Re: [htdig3-dev] Accentuated characters.


Torsten Neuer (tneuer@inwise.de)
Fri, 4 Jun 1999 09:00:35 +0200


According to Neil Mansilla:
>I am having problems getting international characters indexed.
>For example: balisés
>
>The documentation gets into "locale", and dictionaries, etc.
>Can someone share some insight as to how we can modify the
>ht://dig source so that it indexes ALL single-byte characters
>(including standard AND accentuated characters) in the
>htdig and htmerge process?

Read the documentation again and be enlightened ;-)

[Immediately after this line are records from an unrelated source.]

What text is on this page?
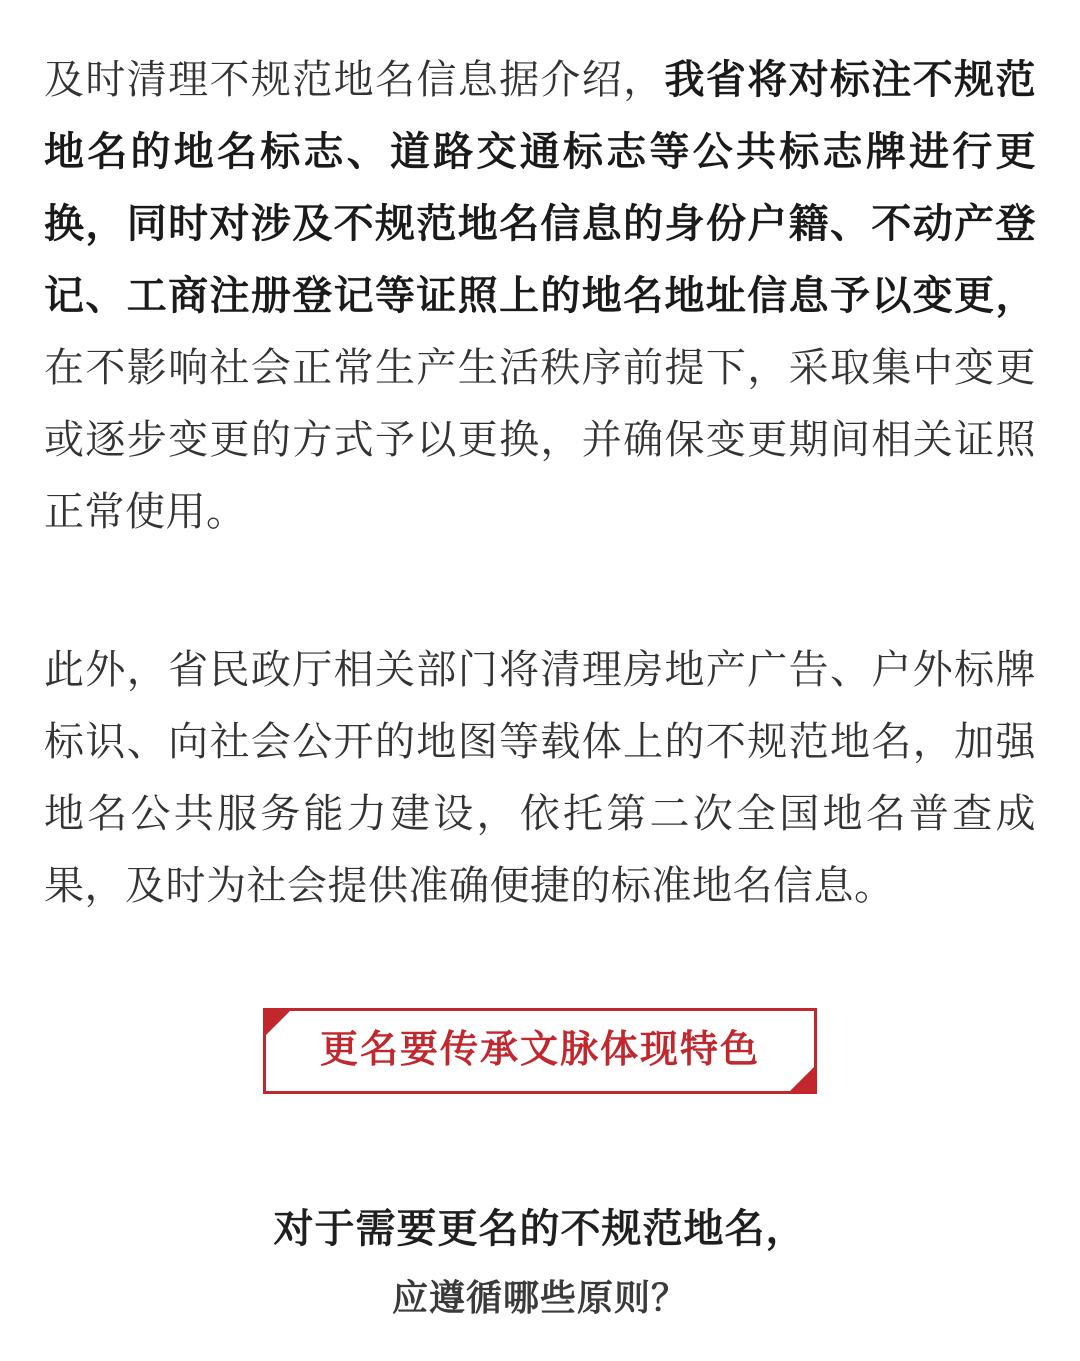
及时清理不规范地名信息据介绍，我省将对标注不规范地名的地名标志、道路交通标志等公共标志牌进行更换，同时对涉及不规范地名信息的身份户籍、不动产登记、工商注册登记等证照上的地名地址信息予以变更，在不影响社会正常生产生活秩序前提下，采取集中变更或逐步变更的方式予以更换，并确保变更期间相关证照正常使用。

此外，省民政厅相关部门将清理房地产广告、户外标牌标识、向社会公开的地图等载体上的不规范地名，加强地名公共服务能力建设，依托第二次全国地名普查成果，及时为社会提供准确便捷的标准地名信息。

更名要传承文脉体现特色
对于需要更名的不规范地名，
应遵循哪些原则？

You don't need to modify ht://Dig's sources to achieve this.
Only a little configuration is required, i.e. in the file
that per default is called "htdig.conf".

Here an excerpt from our German config:

[...]
nothing_found_file: ${database_dir}/nomatch.html
search_results_footer: ${database_dir}/footer.html
search_results_header: ${database_dir}/header.html
syntax_error_file: ${database_dir}/syntax.html
template_map: DE de ${database_dir}/template.html
method_names: and Und or Oder boolean Boolean
bad_word_list: ${common_dir}/de.bad_words
endings_affix_file: ${common_dir}/de.aff
endings_dictionary: ${common_dir}/de.0
endings_root2word_db: ${common_dir}/de.root2word.db
endings_word2root_db: ${common_dir}/de.word2root.db
synonym_dictionary: ${common_dir}/de.synonyms
synonym_db: ${synonym_dictionary}.db
locale: de_DE
date_format: %d.%m.%Y
[...]

The same part in our English config:

[...]
nothing_found_file: ${database_dir}/nomatch.html
search_results_footer: ${database_dir}/footer.html
search_results_header: ${database_dir}/header.html
syntax_error_file: ${database_dir}/syntax.html
template_map: EN en ${database_dir}/template.html
bad_word_list: ${common_dir}/en.bad_words
endings_affix_file: ${common_dir}/en.aff
endings_dictionary: ${common_dir}/en.0
endings_root2word_db: ${common_dir}/en.root2word.db
endings_word2root_db: ${common_dir}/en.word2root.db
synonym_dictionary: ${common_dir}/en.synonyms
synonym_db: ${synonym_dictionary}.db
locale: en_EN
date_format: %d %B %Y
[...]

hth,
  Torsten

--
InWise - Wirtschaftlich-Wissenschaftlicher Internet Service GmbH
Waldhofstraße 14                            Tel: +49-4101-403605
D-25474 Ellerbek                            Fax: +49-4101-403606
E-Mail: info@inwise.de            Internet: http://www.inwise.de

------------------------------------ To unsubscribe from the htdig3-dev mailing list, send a message to htdig3-dev@htdig.org containing the single word "unsubscribe" in the SUBJECT of the message.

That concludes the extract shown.